I am planning to write a mail client as a hobby project. Such a project is very large in scope and requires some premeditation for each part. Retrieval of mail and interaction with mail servers is largely taken care of; there are plenty of libraries for this, but a piece that is appears more unclear is local mail storage.<p>At first, something universally supported like mbox and to a lesser extent, maildir seems like the obvious answer, but these both seem to come with serious tradeoffs. Using mbox means putting all of your eggs in one basket (single file per mailbox), making it easy to corrupt, and neither is particularly friendly to advanced filtering and search functions. Both also get gradually less usable with every message stored, and maildir strikes me as unnecessarily I&#x2F;O heavy. Both can be made searchable&#x2F;filterable by keeping a separate, manually curated index, but that adds in another moving part to maintain and keep from breaking and is potentially a huge source of trouble.<p>One potential option would be to keep a local relational database (SQLite? Postgres?) with indexed metadata and references to individual messages on disk, with each message stored exactly as it would be as part of an mbox file, except all by itself.
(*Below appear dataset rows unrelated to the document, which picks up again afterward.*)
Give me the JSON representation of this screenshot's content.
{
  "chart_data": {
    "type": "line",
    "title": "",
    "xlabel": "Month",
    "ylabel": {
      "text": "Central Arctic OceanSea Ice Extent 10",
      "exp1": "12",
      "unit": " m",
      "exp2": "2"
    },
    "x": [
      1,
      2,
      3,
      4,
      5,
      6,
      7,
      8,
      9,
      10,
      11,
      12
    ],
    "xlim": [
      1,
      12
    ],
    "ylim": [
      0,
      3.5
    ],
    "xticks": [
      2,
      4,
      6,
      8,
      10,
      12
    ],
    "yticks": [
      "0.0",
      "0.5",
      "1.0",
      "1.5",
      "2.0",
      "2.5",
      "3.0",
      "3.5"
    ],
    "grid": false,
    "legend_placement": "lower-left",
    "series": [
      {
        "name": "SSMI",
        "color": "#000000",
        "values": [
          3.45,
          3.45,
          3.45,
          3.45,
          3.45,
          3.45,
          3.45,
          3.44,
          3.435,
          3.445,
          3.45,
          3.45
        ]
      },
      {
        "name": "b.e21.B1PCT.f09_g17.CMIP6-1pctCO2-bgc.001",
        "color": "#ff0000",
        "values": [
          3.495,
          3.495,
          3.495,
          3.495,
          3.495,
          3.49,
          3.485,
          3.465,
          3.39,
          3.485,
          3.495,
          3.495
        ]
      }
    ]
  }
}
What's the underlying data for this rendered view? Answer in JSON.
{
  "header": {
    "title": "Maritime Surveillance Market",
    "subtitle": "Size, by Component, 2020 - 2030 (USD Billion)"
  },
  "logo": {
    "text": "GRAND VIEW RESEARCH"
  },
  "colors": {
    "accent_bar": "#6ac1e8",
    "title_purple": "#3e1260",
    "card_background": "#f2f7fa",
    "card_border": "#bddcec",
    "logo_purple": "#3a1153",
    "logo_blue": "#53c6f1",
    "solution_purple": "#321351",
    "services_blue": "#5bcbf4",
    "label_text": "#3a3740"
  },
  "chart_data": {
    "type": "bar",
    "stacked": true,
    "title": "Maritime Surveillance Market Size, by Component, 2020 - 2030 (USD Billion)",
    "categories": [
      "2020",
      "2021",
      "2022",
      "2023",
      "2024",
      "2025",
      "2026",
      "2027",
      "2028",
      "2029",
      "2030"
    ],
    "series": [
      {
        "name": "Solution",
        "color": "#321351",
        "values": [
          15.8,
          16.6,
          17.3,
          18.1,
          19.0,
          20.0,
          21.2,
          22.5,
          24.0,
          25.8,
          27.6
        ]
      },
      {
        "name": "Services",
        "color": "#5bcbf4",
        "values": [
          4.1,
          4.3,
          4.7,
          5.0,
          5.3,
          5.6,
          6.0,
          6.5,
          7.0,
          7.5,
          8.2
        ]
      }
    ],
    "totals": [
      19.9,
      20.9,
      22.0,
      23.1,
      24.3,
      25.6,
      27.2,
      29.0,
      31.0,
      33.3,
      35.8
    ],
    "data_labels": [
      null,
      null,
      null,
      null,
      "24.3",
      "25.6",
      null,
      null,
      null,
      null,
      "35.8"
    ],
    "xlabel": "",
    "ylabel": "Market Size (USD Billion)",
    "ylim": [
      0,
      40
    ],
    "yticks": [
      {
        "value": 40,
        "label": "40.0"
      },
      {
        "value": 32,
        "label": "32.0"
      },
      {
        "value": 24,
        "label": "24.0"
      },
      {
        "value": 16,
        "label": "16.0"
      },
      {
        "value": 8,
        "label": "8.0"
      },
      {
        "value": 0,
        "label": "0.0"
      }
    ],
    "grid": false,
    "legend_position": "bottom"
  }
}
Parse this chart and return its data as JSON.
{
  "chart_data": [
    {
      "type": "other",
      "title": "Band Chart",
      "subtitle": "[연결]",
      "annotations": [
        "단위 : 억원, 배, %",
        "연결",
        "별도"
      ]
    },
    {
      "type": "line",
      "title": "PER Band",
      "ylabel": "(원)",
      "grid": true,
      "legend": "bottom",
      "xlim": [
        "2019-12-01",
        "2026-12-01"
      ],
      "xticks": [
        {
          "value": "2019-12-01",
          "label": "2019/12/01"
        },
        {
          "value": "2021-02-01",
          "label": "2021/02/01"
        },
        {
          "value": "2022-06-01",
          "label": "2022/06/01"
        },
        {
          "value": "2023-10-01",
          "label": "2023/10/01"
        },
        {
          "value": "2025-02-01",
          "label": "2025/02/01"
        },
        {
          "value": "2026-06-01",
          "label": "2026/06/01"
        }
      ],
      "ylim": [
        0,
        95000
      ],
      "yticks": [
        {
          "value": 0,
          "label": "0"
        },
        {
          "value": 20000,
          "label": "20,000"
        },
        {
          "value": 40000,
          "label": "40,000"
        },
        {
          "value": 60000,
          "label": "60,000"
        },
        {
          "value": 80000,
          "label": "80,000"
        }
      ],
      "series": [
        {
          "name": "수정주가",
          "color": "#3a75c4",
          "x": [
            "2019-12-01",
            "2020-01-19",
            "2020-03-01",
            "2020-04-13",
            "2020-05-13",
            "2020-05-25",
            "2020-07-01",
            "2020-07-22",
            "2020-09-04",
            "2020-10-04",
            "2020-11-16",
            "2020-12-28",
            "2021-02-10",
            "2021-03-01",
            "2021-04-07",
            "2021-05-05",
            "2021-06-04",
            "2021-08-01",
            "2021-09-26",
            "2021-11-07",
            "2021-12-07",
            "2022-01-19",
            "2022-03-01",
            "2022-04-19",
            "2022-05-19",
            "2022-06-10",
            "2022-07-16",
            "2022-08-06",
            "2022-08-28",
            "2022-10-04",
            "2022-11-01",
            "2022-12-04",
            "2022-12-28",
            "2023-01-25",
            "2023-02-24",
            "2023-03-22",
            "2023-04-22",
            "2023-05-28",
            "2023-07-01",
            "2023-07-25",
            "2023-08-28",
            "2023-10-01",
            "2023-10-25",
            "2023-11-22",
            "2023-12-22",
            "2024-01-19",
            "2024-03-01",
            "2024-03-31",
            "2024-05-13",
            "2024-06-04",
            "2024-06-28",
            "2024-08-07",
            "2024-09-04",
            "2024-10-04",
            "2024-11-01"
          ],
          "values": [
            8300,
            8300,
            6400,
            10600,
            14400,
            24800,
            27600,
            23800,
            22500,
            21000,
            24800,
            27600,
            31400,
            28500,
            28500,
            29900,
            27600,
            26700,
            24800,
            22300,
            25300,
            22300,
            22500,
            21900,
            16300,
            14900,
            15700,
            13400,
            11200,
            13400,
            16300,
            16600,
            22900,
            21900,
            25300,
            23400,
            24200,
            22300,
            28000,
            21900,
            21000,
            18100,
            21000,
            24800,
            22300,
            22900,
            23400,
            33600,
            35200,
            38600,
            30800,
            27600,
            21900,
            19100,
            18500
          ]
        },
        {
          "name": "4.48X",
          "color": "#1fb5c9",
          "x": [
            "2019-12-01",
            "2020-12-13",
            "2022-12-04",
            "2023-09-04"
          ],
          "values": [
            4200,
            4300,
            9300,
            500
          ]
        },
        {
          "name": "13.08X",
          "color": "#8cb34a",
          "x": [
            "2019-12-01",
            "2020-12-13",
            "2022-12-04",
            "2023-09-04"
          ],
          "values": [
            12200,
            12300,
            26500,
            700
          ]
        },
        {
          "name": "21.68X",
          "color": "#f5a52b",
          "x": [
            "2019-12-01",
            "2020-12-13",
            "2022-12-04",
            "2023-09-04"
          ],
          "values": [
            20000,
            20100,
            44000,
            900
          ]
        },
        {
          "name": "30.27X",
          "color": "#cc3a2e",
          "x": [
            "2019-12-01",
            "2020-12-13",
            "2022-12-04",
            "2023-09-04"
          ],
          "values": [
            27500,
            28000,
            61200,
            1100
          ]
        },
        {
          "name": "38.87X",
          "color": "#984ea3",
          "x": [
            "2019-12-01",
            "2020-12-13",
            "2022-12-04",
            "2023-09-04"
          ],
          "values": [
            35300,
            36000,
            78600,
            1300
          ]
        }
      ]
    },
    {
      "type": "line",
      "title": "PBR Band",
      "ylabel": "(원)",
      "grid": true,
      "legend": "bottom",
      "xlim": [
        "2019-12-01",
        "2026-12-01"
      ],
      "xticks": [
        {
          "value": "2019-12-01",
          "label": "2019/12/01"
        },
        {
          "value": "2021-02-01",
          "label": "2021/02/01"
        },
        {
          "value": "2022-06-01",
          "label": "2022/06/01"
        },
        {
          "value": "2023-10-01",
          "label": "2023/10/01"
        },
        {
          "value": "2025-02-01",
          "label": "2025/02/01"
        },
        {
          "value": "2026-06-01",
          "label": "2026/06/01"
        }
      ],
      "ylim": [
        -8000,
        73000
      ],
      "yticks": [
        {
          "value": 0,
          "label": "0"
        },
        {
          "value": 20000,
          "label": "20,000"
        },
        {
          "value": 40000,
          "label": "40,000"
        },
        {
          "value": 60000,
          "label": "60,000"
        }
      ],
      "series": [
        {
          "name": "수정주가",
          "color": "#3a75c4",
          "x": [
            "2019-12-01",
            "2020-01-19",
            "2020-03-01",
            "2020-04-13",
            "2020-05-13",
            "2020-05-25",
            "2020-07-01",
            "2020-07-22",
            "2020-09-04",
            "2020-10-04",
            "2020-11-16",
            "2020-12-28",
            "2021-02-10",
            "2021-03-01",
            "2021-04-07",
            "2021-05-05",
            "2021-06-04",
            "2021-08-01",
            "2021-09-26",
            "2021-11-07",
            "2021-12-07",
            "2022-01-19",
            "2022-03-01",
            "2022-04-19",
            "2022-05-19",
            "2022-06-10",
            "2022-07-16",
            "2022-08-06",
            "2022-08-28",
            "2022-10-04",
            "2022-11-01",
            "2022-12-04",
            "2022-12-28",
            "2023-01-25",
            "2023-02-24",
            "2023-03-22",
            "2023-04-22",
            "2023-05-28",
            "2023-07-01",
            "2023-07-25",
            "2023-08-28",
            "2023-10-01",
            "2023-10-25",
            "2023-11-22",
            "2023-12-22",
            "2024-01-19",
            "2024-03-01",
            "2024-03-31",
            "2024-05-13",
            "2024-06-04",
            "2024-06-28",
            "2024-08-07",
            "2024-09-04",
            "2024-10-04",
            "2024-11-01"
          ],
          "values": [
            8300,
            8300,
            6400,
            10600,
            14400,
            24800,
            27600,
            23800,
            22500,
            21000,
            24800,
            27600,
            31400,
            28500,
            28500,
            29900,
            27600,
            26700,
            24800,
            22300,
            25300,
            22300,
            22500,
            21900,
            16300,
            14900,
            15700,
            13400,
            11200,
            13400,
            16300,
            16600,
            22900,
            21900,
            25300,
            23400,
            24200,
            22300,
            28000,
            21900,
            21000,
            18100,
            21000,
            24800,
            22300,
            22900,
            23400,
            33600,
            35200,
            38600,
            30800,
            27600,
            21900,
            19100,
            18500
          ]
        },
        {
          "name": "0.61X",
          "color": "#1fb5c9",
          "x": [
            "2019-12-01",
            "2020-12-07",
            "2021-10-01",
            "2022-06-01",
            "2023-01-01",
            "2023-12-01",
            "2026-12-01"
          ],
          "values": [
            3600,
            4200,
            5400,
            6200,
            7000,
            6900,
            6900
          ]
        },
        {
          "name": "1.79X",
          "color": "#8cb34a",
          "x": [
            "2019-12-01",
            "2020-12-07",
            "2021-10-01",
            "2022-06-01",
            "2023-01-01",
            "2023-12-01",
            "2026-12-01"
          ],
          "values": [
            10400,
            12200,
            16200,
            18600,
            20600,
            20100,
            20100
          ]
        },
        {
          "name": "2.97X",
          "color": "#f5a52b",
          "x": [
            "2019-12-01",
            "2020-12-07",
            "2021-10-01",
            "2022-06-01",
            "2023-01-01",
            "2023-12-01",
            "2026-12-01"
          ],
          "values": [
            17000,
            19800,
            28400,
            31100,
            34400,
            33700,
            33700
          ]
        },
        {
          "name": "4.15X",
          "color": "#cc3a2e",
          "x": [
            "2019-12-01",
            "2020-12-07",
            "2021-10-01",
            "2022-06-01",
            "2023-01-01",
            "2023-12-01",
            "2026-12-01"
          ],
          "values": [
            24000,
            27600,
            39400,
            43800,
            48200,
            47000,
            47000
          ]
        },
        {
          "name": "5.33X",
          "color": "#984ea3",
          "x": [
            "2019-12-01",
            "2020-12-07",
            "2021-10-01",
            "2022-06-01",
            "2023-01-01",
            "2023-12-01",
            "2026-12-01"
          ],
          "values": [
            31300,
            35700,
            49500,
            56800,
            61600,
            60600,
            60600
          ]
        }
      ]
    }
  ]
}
This should allow for fast searching&#x2F;filtering (up to millions of messages) while also making it easy to export into standard mbox for use with other clients (just concat each message file into the resulting mbox file). Does this sound or am I completely off base? Is there a better option I should consider first?
======
stevekemp
I wrote a mail client, console-based, with integrated Lua-based scripting.

I had to resolve the same problem you mention here. Me? I chose to support
Maildir. Exclusively. With nothing else. It kills the client for some users,
who want IMAP, etc, but for me it works well.

[http://lumail.org/](http://lumail.org/)

I think with the right abstractions you can go far, but using Maildir to get
started isn't a bad choice. SQLite will suffer if you have many many many
messages. I know that having handled large email volumes in the past.

------
Someone1234
If I was starting an email client today I would store all of the messages in
boring ZIP archives, with all of the metadata stored in an SQLite database
(which can actually grow pretty huge with version 3 and above). Then use
something like Lucene and SQL to retrieve, sort, filter, and search records.

Postgres would be great, since it has a full text engine built within, but I
don't know much about running a Postgres instance within a single piece of
desktop software (rather than actually having to launch a Postgres process,
and then connect to that).

------
atmosx
PostGress is too much and SQLite3 might be to little. You might wanna check
out other options.

What is the problem with Maildir/ ? I/O heavy?? I don't think that modern
computers & filesystems will struggle with maildir.

Please add GnuPG support. Also you could add mail folder encryption (e.g.
having the emails encrypted in the system, key required to unencrypt them when
mail client starts... key could be saved in the keychain for lazy users).